Edit doc deCastelJau algorithm in bezier curve

include/curves/bezier_curve.h

@@ -218,7 +218,7 @@ struct bezier_curve : public curve_abc<Time, Numeric, Dim, Safe, Point>
     /// Warning: the horner scheme is about 100 times faster than this method.<br>
     /// This method will probably be removed in the future as the computation of bernstein polynomial is very costly.
     /// \param t : time when to evaluate the curve.
-    /// \return \f$x(t)\f$, point corresponding on curve at time t.
+    /// \return \f$x(t)\f$ point corresponding on curve at time t.
     ///
     point_t evalBernstein(const Numeric t) const
     {
@@ -241,7 +241,7 @@ struct bezier_curve : public curve_abc<Time, Numeric, Dim, Safe, Point>
     /// Using Horner's method, the polynom is transformed into : <br>
     /// \f$x(t) = a_0 + t(a_1 + t(a_2+t(...))\f$ with N additions and multiplications.
     /// \param t : time when to evaluate the curve.
-    /// \return \f$x(t)\f$, point corresponding on curve at time t.
+    /// \return \f$x(t)\f$ point corresponding on curve at time t.
     ///
     point_t evalHorner(const Numeric t) const
     {
@@ -264,8 +264,11 @@ struct bezier_curve : public curve_abc<Time, Numeric, Dim, Safe, Point>
     const t_point_t& waypoints() const {return pts_;}
 
     /// \brief Evaluate the curve value at time t using deCasteljau algorithm.
+    /// The algorithm will compute the \f$N-1\f$ centroids of parameters \f${t,1-t}\f$ of consecutive \f$N\f$ control points 
+    /// of bezier curve, and perform it iteratively until getting one point in the list which will be the evaluation of bezier
+    /// curve at time \f$t\f$.
     /// \param t : time when to evaluate the curve.
-    /// \return \f$x(t)\f$, point corresponding on curve at time t.
+    /// \return \f$x(t)\f$ point corresponding on curve at time t.
     ///
     point_t evalDeCasteljau(const Numeric t) const {
         // normalize time :
@@ -277,11 +280,16 @@ struct bezier_curve : public curve_abc<Time, Numeric, Dim, Safe, Point>
         return pts[0]*mult_T_;
     }
 
+
     t_point_t deCasteljauReduction(const Numeric t) const{
         return deCasteljauReduction(waypoints(),t/T_);
     }
 
     /// \brief Compute de Casteljau's reduction of the given list of points at time t.
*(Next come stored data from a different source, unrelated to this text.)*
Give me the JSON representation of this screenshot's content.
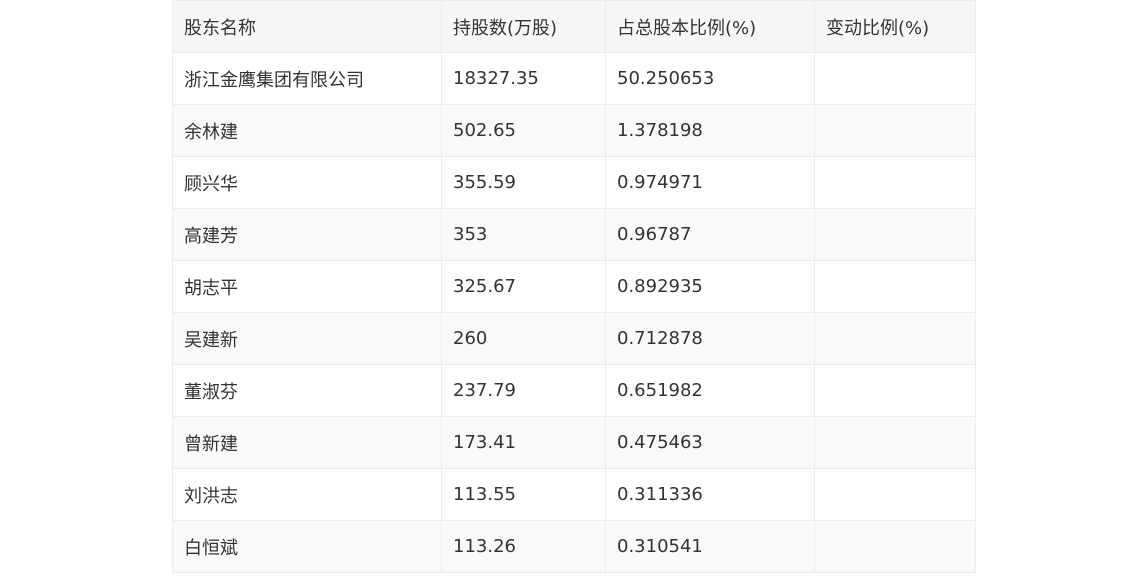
{
  "table": {
    "headers": [
      "股东名称",
      "持股数(万股)",
      "占总股本比例(%)",
      "变动比例(%)"
    ],
    "rows": [
      [
        "浙江金鹰集团有限公司",
        "18327.35",
        "50.250653",
        ""
      ],
      [
        "余林建",
        "502.65",
        "1.378198",
        ""
      ],
      [
        "顾兴华",
        "355.59",
        "0.974971",
        ""
      ],
      [
        "高建芳",
        "353",
        "0.96787",
        ""
      ],
      [
        "胡志平",
        "325.67",
        "0.892935",
        ""
      ],
      [
        "吴建新",
        "260",
        "0.712878",
        ""
      ],
      [
        "董淑芬",
        "237.79",
        "0.651982",
        ""
      ],
      [
        "曾新建",
        "173.41",
        "0.475463",
        ""
      ],
      [
        "刘洪志",
        "113.55",
        "0.311336",
        ""
      ],
      [
        "白恒斌",
        "113.26",
        "0.310541",
        ""
      ]
    ]
  }
}
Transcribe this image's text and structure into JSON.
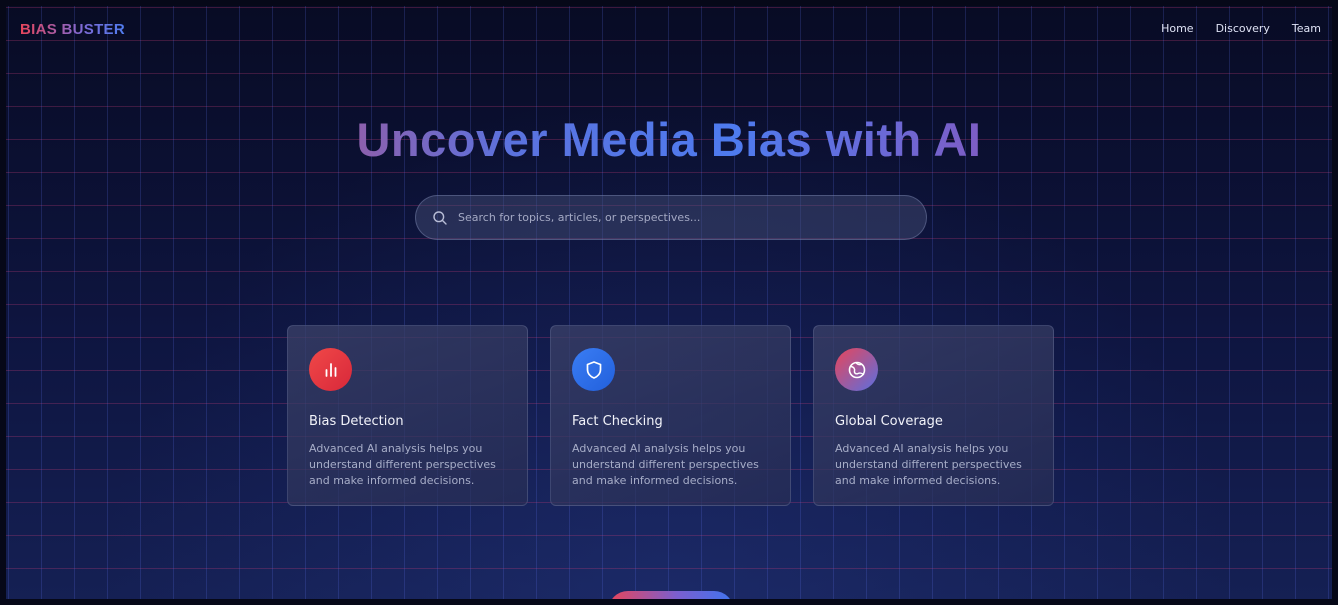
{
  "nav": {
    "brand": "BIAS BUSTER",
    "links": [
      "Home",
      "Discovery",
      "Team"
    ]
  },
  "hero": {
    "title": "Uncover Media Bias with AI"
  },
  "search": {
    "placeholder": "Search for topics, articles, or perspectives..."
  },
  "features": [
    {
      "icon": "bar-chart-icon",
      "title": "Bias Detection",
      "description": "Advanced AI analysis helps you understand different perspectives and make informed decisions."
    },
    {
      "icon": "shield-icon",
      "title": "Fact Checking",
      "description": "Advanced AI analysis helps you understand different perspectives and make informed decisions."
    },
    {
      "icon": "globe-icon",
      "title": "Global Coverage",
      "description": "Advanced AI analysis helps you understand different perspectives and make informed decisions."
    }
  ],
  "colors": {
    "accent_red": "#e8455a",
    "accent_blue": "#4f7df0",
    "background": "#0b1030"
  }
}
+    /// For the list \f$pts\f$ of N points, compute a new list of points of size N-1 :<br>
+    /// \f$<br>( pts[0]*(1-t)+pts[1], pts[1]*(1-t)+pts[2], ..., pts[0]*(N-2)+pts[N-1] )\f$<br>
+    /// with t the time when to evaluate bezier curve.<br>\
+    /// The new list contains centroid of parameters \f${t,1-t}\f$ of consecutive points in the list.
     /// \param pts : list of points.
     /// \param u   : NORMALIZED time when to evaluate the curve.
     /// \return Reduced list of point (size of pts - 1).